Colloque international co-organisé par
Le CERPHI (CNRS UMR 5037)
La Chaire UNESCO-UQAM de philosophie au Canada
Le département de philosophie de l’Université de Liège

Sous la responsabilité de
Josiane Boulad-Ayoub (UQAM)
Delphine Kolesnik (ENS de Lyon)
Alexandra Torero-Ibad (ULg)

ENS de Lyon
Printemps 2011

Ce colloque se propose d’examiner le rapport des philosophes de l’âge classique aux textes, à travers l’angle spécifique de leur manière de lire, c’est-à-dire d’expliquer et d’interpréter, de critiquer ou d’interroger, non les livres en général, mais bien tel ouvrage ou tel extrait en particulier.

Ce rapport peut être saisi dans son exercice mais aussi, le cas échéant, dans sa théorisation, c’est-à-dire au moment précis où les philosophes nous disent comment ils lisent et/ou comment il faut lire, sans que les dimensions théorique et pratique se recouvrent toujours.
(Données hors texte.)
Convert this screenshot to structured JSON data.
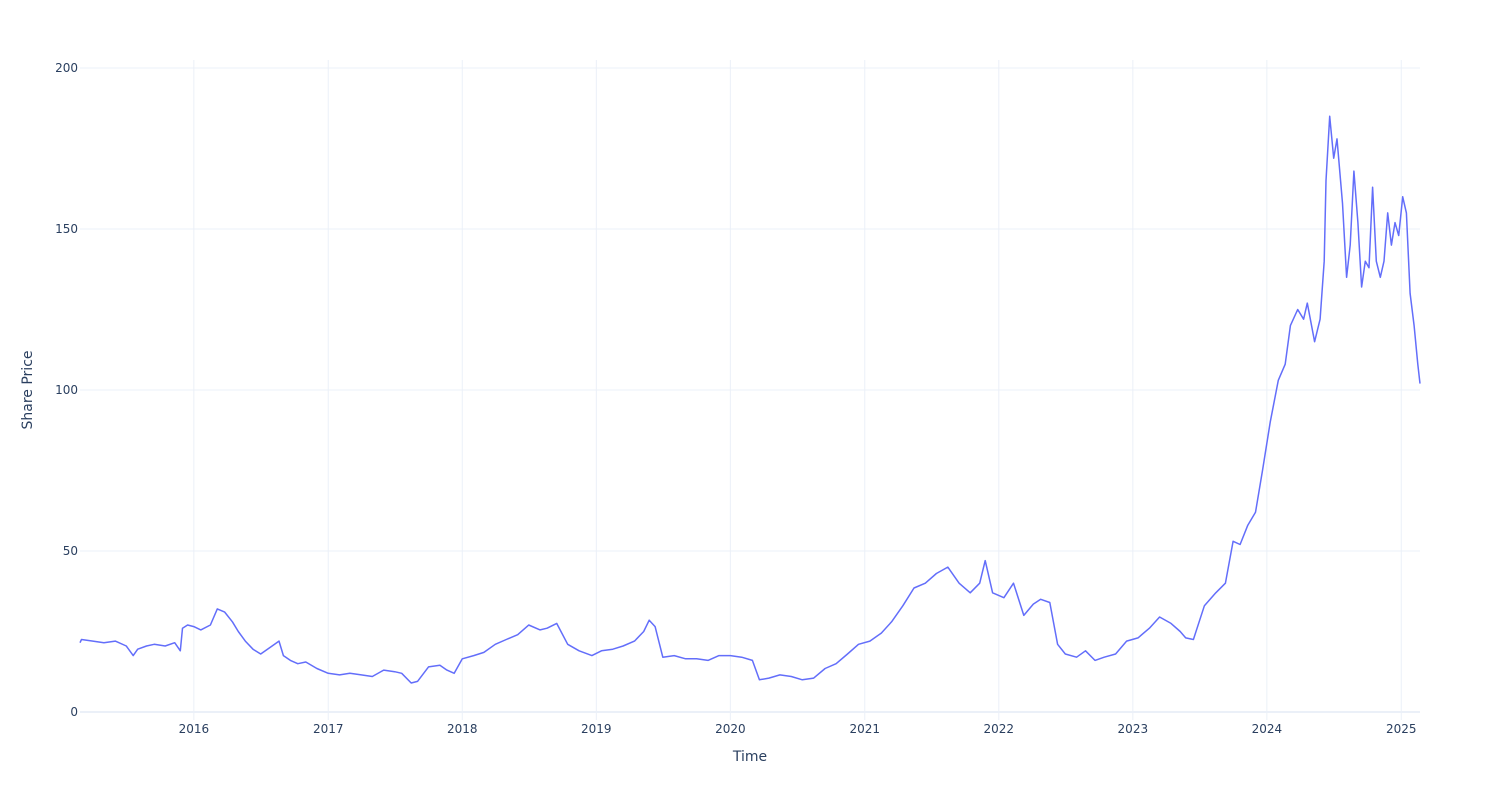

Les lectures prennent des formes différentes selon qu’il s’agit de lire un texte philosophique ou non, un ouvrage complet ou des passages ciblés, son propre texte ou celui d’autrui, le texte d’un Ancien ou celui d’un Moderne, des Historiæ ou des fictions… En outre, le rapport à un texte est aussi un rapport à son auteur, et les modes de lecture engagent un rapport à l’autorité qui peut par exemple, mais de façon non exclusive, s’illustrer dans des usages singuliers de la citation.

Ainsi, la façon dont les philosophes lisent d’autres philosophes nous instruit tout autant sur la relation qu’ils entretiennent avec ces derniers que sur la façon dont ils souhaitent explicitement ou souhaiteraient, eux-mêmes, être lus. C’est sans doute pour cette raison que les théorisations de l’art de lire s’effectuent le plus souvent sur fond de polémiques, c’est-à-dire de réponses à des critiques effectives ou anticipées, de son propre travail ou de ce que l’on considère comme acquis dans le travail d’autrui.
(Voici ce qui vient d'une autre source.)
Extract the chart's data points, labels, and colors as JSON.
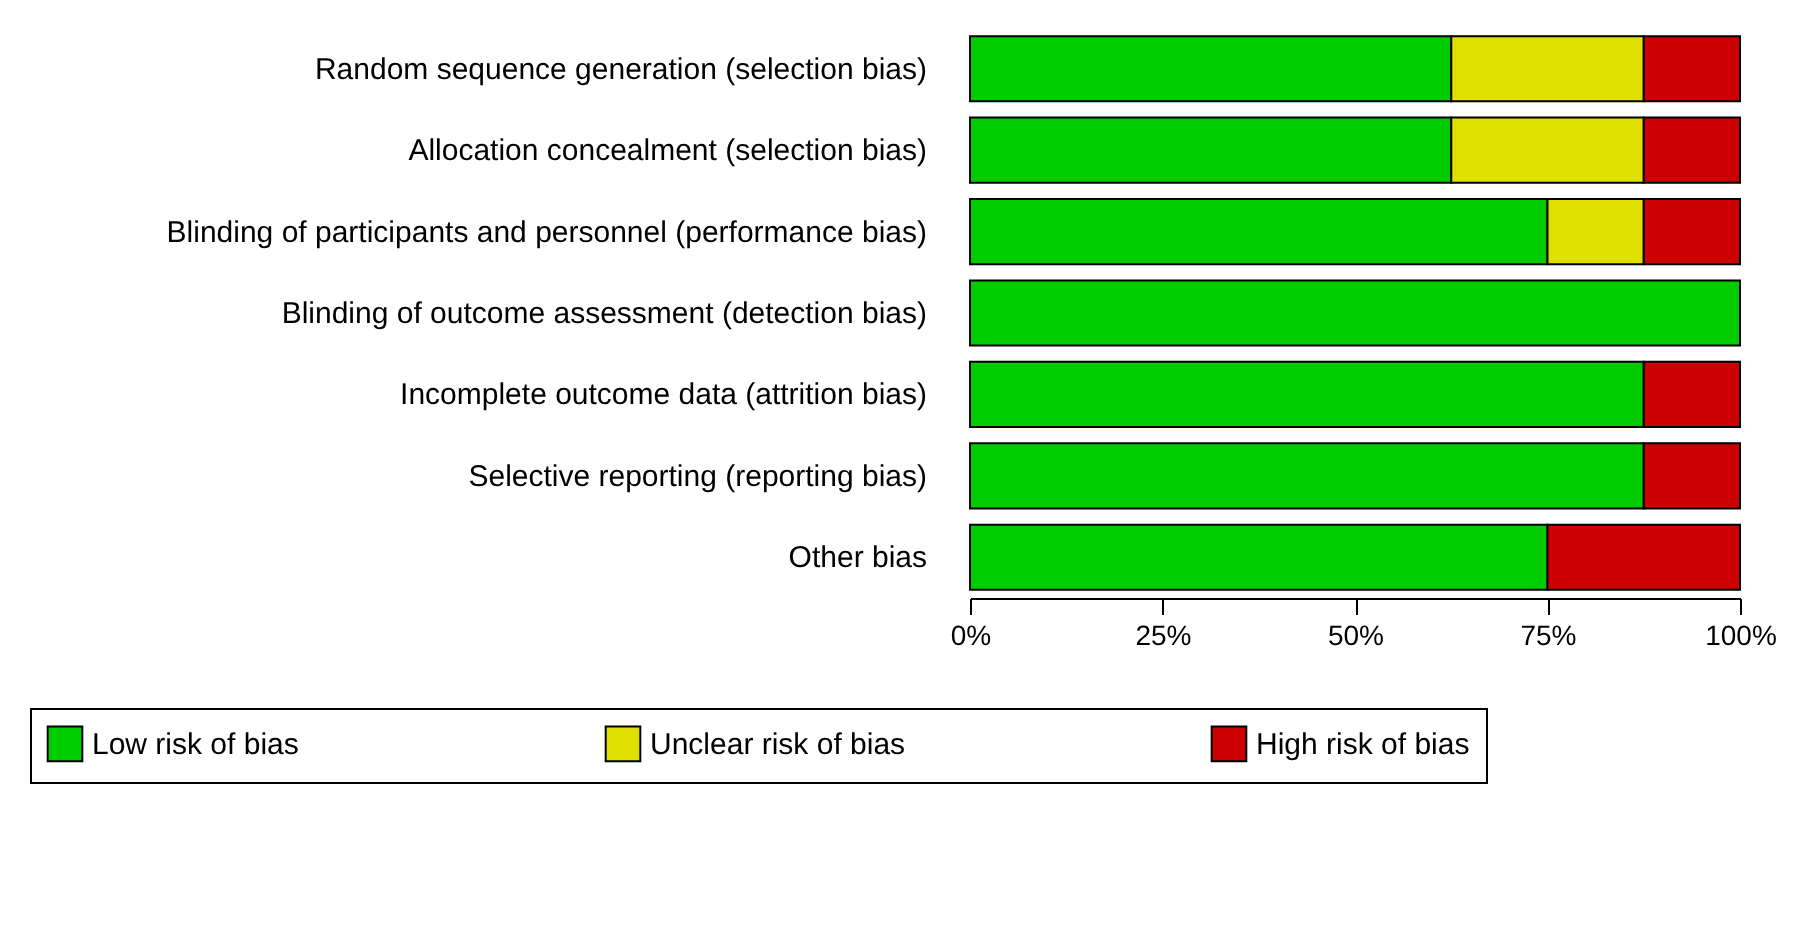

La lecture par les philosophes de textes non philosophiques est tout aussi riche d’enseignements. Les modes de lecture de la Bible constituent à eux seuls un prisme à travers lequel se jouent le rapport de la philosophie à la théologie et le statut du texte biblique lui-même. La distinction entre l’interprétation et l’explication pourra trouver ici un lieu d’application fécond. Dans un registre différent, on pourra aussi s’attacher à la façon dont les philosophes de l’âge classique lisent fictions et romans, alors qu’eux-mêmes sont parfois constructeurs de fictions ; ou encore au rapport des philosophes aux textes dits scientifiques, puisque c’est parfois le genre même de ces derniers qui est mis en cause, au nom d’une certaine conception de la vérité et de son rapport à ce qui est « ancien » ou « nouveau ».

Enfin, ces approches pourront être complétées par la prise en considération de ce que les philosophes disent des types de lecteurs – les hommes et les femmes, les doctes et les gens de la Cour, ceux qui connaissent le latin et ceux qui ne le connaissent pas…
Ces quelques pistes, loin de se vouloir exhaustives, invitent à examiner dans leurs différentes dimensions les pratiques de lecture des philosophes pour se demander si, au-delà de la diversité des objets et des enjeux, on pourrait voir se dessiner un art de lire propre à l’âge classique.

Pluridisciplinaire et international, ce colloque souhaite conjuguer des approches philosophiques, littéraires, historiques et scientifiques de cette question.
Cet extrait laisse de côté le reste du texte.